Non c’è nella storia del lavoro un cambiamento che non sia passato attraverso una mobilitazione. E il contratto “epocale” dei bancari, con tutte le trasformazioni che si porterà dietro, non sarà un’eccezione. L’incontro clou della prima fase della trattativa tra Abi e i sindacati, ieri, ha portato a una rottura tra le parti . Le assemblee dei lavoratori dei prossimi giorni decideranno se trasformarla in uno sciopero oppure no.
Tutti hanno la consapevolezza che bisogna fare dei cambiamenti profondi, in una situazione molto più difficile dei rinnovi precedenti. E fare digerire ai bancari, ancora abituati ai contratti dei tempi andati dell’opulenza, un contratto che lascia sul terreno automatismi come gli scatti di anzianità o dimezzi gli inqudramenti, non è facile. Certamente il sindacato, messaggero di queste pene, è più in difficoltà dei banchieri e all’interno del sindacato c’è chi più di altri ha bisogno di dimostrare una negoziazione dura e frontale. Nella plenaria, ieri, ha parlato il segretario generale della Fisac Cgil, Agostino Megale per il quale «è stata registrata da parte di Abi la conferma delle sue posizioni, senza quel cambiamento radicale che avevamo richiesto, a partire dal superamento della pregiudiziale d’intervento sul costo del lavoro, ovvero scatti di anzianità e Tfr. Proprio per questo nel riconfermare le priorità della nostra piattaforma, abbiamo detto che il permanere di questo atteggiamento pregiudiziale impedisce una trattativa e un negoziato fondato sulla pari dignità».
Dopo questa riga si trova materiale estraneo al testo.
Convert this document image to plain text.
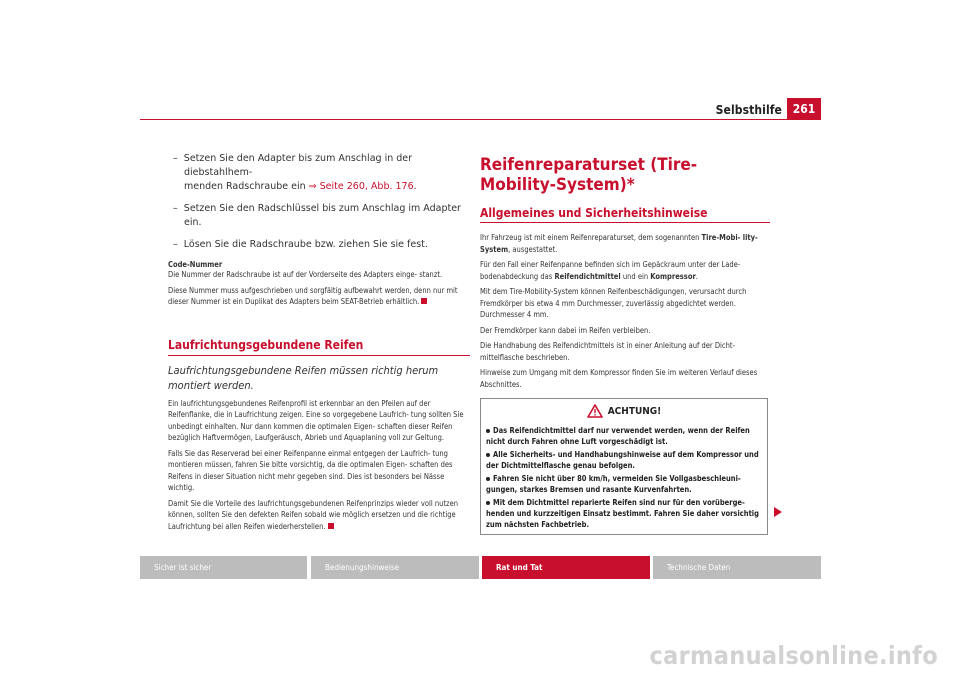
Selbsthilfe 261
– Setzen Sie den Adapter bis zum Anschlag in der diebstahlhem-
menden Radschraube ein ⇒ Seite 260, Abb. 176.
– Setzen Sie den Radschlüssel bis zum Anschlag im Adapter ein.
– Lösen Sie die Radschraube bzw. ziehen Sie sie fest.
Code-Nummer

Die Nummer der Radschraube ist auf der Vorderseite des Adapters einge- stanzt.

Diese Nummer muss aufgeschrieben und sorgfältig aufbewahrt werden, denn nur mit dieser Nummer ist ein Duplikat des Adapters beim SEAT-Betrieb erhältlich.

Laufrichtungsgebundene Reifen
Laufrichtungsgebundene Reifen müssen richtig herum montiert werden.

Ein laufrichtungsgebundenes Reifenprofil ist erkennbar an den Pfeilen auf der Reifenflanke, die in Laufrichtung zeigen. Eine so vorgegebene Laufrich- tung sollten Sie unbedingt einhalten. Nur dann kommen die optimalen Eigen- schaften dieser Reifen bezüglich Haftvermögen, Laufgeräusch, Abrieb und Aquaplaning voll zur Geltung.

Falls Sie das Reserverad bei einer Reifenpanne einmal entgegen der Laufrich- tung montieren müssen, fahren Sie bitte vorsichtig, da die optimalen Eigen- schaften des Reifens in dieser Situation nicht mehr gegeben sind. Dies ist besonders bei Nässe wichtig.

Damit Sie die Vorteile des laufrichtungsgebundenen Reifenprinzips wieder voll nutzen können, sollten Sie den defekten Reifen sobald wie möglich ersetzen und die richtige Laufrichtung bei allen Reifen wiederherstellen.

Reifenreparaturset (Tire-Mobility-System)*
Allgemeines und Sicherheitshinweise

Ihr Fahrzeug ist mit einem Reifenreparaturset, dem sogenannten Tire-Mobi- lity-System, ausgestattet.

Für den Fall einer Reifenpanne befinden sich im Gepäckraum unter der Lade- bodenabdeckung das Reifendichtmittel und ein Kompressor.

Mit dem Tire-Mobility-System können Reifenbeschädigungen, verursacht durch Fremdkörper bis etwa 4 mm Durchmesser, zuverlässig abgedichtet werden. Durchmesser 4 mm.

Der Fremdkörper kann dabei im Reifen verbleiben.

Die Handhabung des Reifendichtmittels ist in einer Anleitung auf der Dicht- mittelflasche beschrieben.

Hinweise zum Umgang mit dem Kompressor finden Sie im weiteren Verlauf dieses Abschnittes.

ACHTUNG!
Das Reifendichtmittel darf nur verwendet werden, wenn der Reifen nicht durch Fahren ohne Luft vorgeschädigt ist.
Alle Sicherheits- und Handhabungshinweise auf dem Kompressor und der Dichtmittelflasche genau befolgen.
Fahren Sie nicht über 80 km/h, vermeiden Sie Vollgasbeschleuni- gungen, starkes Bremsen und rasante Kurvenfahrten.
Mit dem Dichtmittel reparierte Reifen sind nur für den vorüberge- henden und kurzzeitigen Einsatz bestimmt. Fahren Sie daher vorsichtig zum nächsten Fachbetrieb.
Sicher ist sicher	Bedienungshinweise	Rat und Tat	Technische Daten
carmanualsonline.info
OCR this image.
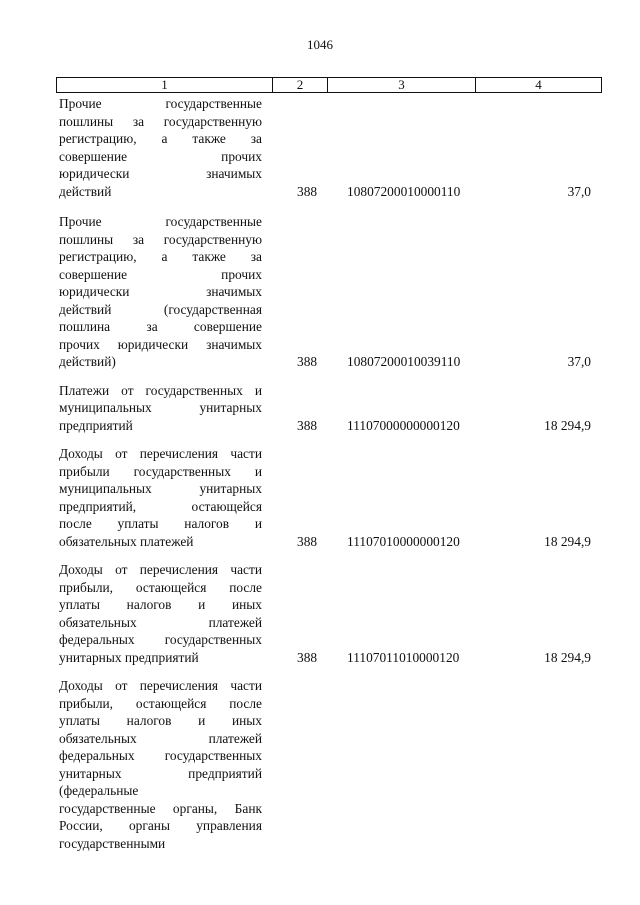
1046
1	2	3	4
Прочие государственные
пошлины за государственную
регистрацию, а также за
совершение прочих
юридически значимых
действий	388 10807200010000110	37,0
Прочие государственные
пошлины за государственную
регистрацию, а также за
совершение прочих
юридически значимых
действий (государственная
пошлина за совершение
прочих юридически значимых
действий)	388 10807200010039110	37,0
Платежи от государственных и
муниципальных унитарных
предприятий	388 11107000000000120	18 294,9
Доходы от перечисления части
прибыли государственных и
муниципальных унитарных
предприятий, остающейся
после уплаты налогов и
обязательных платежей	388 11107010000000120	18 294,9
Доходы от перечисления части
прибыли, остающейся после
уплаты налогов и иных
обязательных платежей
федеральных государственных
унитарных предприятий	388 11107011010000120	18 294,9
Доходы от перечисления части
прибыли, остающейся после
уплаты налогов и иных
обязательных платежей
федеральных государственных
унитарных предприятий
(федеральные
государственные органы, Банк
России, органы управления
государственными
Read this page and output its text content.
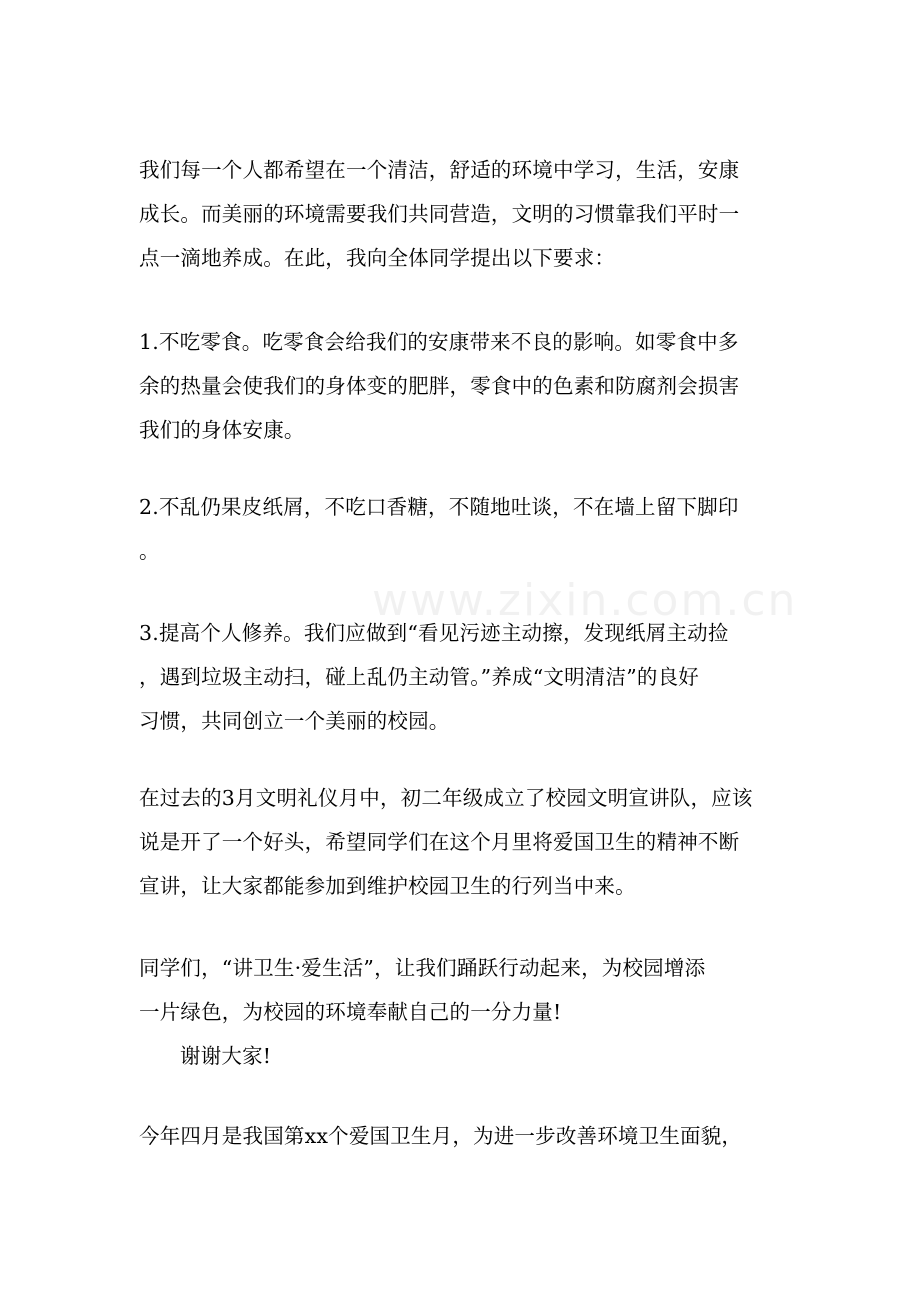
www.zixin.com.cn
我们每一个人都希望在一个清洁，舒适的环境中学习，生活，安康
成长。而美丽的环境需要我们共同营造，文明的习惯靠我们平时一
点一滴地养成。在此，我向全体同学提出以下要求：
1.不吃零食。吃零食会给我们的安康带来不良的影响。如零食中多
余的热量会使我们的身体变的肥胖，零食中的色素和防腐剂会损害
我们的身体安康。
2.不乱仍果皮纸屑，不吃口香糖，不随地吐谈，不在墙上留下脚印
。
3.提高个人修养。我们应做到“看见污迹主动擦，发现纸屑主动捡
，遇到垃圾主动扫，碰上乱仍主动管。”养成“文明清洁”的良好
习惯，共同创立一个美丽的校园。
在过去的3月文明礼仪月中，初二年级成立了校园文明宣讲队，应该
说是开了一个好头，希望同学们在这个月里将爱国卫生的精神不断
宣讲，让大家都能参加到维护校园卫生的行列当中来。
同学们，“讲卫生·爱生活”，让我们踊跃行动起来，为校园增添
一片绿色，为校园的环境奉献自己的一分力量!
谢谢大家!
今年四月是我国第xx个爱国卫生月，为进一步改善环境卫生面貌，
Un segnale, forte, che però non lo è tanto quanto la proclamazione immediata di uno sciopero. Più che in passato, questa volta la volontà dovrà venire dal basso: saranno i lavoratori a decidere nelle assemblee dei prossimi giorni. «L’orientamento è andare verso uno sciopero a metà gennaio, riuniremo i lavoratori in assemblea dal 15 dicembre», dice il segretario generale della Fabi, Lando Maria Sileoni. La prima mossa dei sindacati però sarà «interrompere le relazioni industriali in tutti i gruppi, a partire dalla data dello sciopero».
Per il segretario generale della Fiba Cisl, Giulio Romani, la via proposta da Abi è «impraticabile e peraltro un simile intervento comporterebbe una riduzione a regime del costo del lavoro totalmente ininfluente rispetto ai problemi strutturali del settore a partire dalla dimensione dei crediti deteriorati e dei limiti strategici dimostrati dalle imprese e dal loro management». «Laddove Abi non ravveda la sua posizione – aggiunge Massimo Masi, segretario generale della Uilca – sarà indispensabile avviare un processo di mobilitazione delle lavoratrici e dei lavoratori».
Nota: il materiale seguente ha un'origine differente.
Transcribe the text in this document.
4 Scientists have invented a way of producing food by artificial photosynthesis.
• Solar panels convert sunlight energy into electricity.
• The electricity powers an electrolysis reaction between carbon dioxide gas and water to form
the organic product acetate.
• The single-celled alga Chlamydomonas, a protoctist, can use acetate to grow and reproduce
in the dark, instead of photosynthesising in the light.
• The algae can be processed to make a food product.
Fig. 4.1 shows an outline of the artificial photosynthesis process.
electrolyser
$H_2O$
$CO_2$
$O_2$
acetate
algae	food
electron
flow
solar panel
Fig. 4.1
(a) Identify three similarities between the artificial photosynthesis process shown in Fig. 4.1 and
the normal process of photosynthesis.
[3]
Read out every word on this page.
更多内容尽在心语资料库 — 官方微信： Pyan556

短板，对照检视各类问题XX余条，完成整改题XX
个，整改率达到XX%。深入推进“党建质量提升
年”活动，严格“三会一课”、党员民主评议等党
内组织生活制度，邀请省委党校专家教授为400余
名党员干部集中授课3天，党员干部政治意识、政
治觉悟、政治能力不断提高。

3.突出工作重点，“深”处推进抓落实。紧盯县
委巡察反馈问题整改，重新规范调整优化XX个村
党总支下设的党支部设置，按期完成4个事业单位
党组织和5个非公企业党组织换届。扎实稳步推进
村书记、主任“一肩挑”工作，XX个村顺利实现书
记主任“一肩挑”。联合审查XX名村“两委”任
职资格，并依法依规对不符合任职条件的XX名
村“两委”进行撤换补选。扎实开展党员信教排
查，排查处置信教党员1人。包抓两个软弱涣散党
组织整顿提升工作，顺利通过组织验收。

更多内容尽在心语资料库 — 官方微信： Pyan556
Nel frattempo, però, c’è una data che incombe: il 31 dicembre è infatti la scadenza della proroga della disdetta del contratto di Abi. I banchieri potranno disdettare il contratto nazionale, incassando, automaticamente, dal primo gennaio l’azzeramento degli scatti di anzianità, dell’area contrattuale e dell’indennità di cassa. A quel punto però «si assumeranno una responsabilità enorme di fronte al paese», dice Sileoni. Una formula più soft sarebbe invece concedere tempo. Potrebbe rispuntare fuori la data del 31 marzo che, però, sarebbe davvero ultimativa.
Per l’ennesima volta, ieri, il presidente del Casl di Abi, Alessandro Profumo, ha ripercorso i cambiamenti strutturali che il settore sta attraversando e ha ribadito la volontà di discutere di salvaguardia del potere d’acquisto e trovare soluzioni innovative che diano prospettive di sostenibilità alle banche ed ai lavoratori. La riduzione strutturale delle dinamiche del costo del lavoro a livello nazionale, potrà però aprire spazi di contrattazione aziendale: dove ci sono aziende che performano meglio c’è disponibilità a discutere di come condividere questo valore. E poi c’è anche da ridurre gli inquadramenti e da rivedere l’area contrattuale. Non è per mancanza di volontà che i banchieri non vogliono fare concessioni, ma è perché non riescono a sostenerle economicamente. La categoria però sceglie la via della mobilitazione e i banchieri di fronte a questa scelta arrivano a parlare di «anacronistica indisponibilità dei sindacati a valutare positivamente» le loro aperture che ha portato «all’attuale situazione di stallo». Sileoni ironizza: «L’Abi ha perfettamente ragione: siamo anacronistici perché difendiamo i diritti dei lavoratori. Siamo anacronistici perché chiediamo una riduzione del 30% del compenso dei manager, che guadagnano una media di un milione e 900mila euro all’anno. L’Abi ha ragione: loro sono moderni ed attuali, prova ne sono i 177 miliardi di sofferenze bancarie, e i 68mila posti di lavoro tagliati dal 2000 al 2020». Per Abi, la verità è che il ciclo economico con la prolungata contrazione del Pil, i profondi cambiamenti normativi e di supervisione, le significative variazioni dei comportamenti dei clienti e l’evoluzione della componente tecnologica pongono le banche di fronte ad un cambiamento strutturale che caratterizzerà il breve, il medio e il lungo periodo riflettendosi sui modelli organizzativi e di business.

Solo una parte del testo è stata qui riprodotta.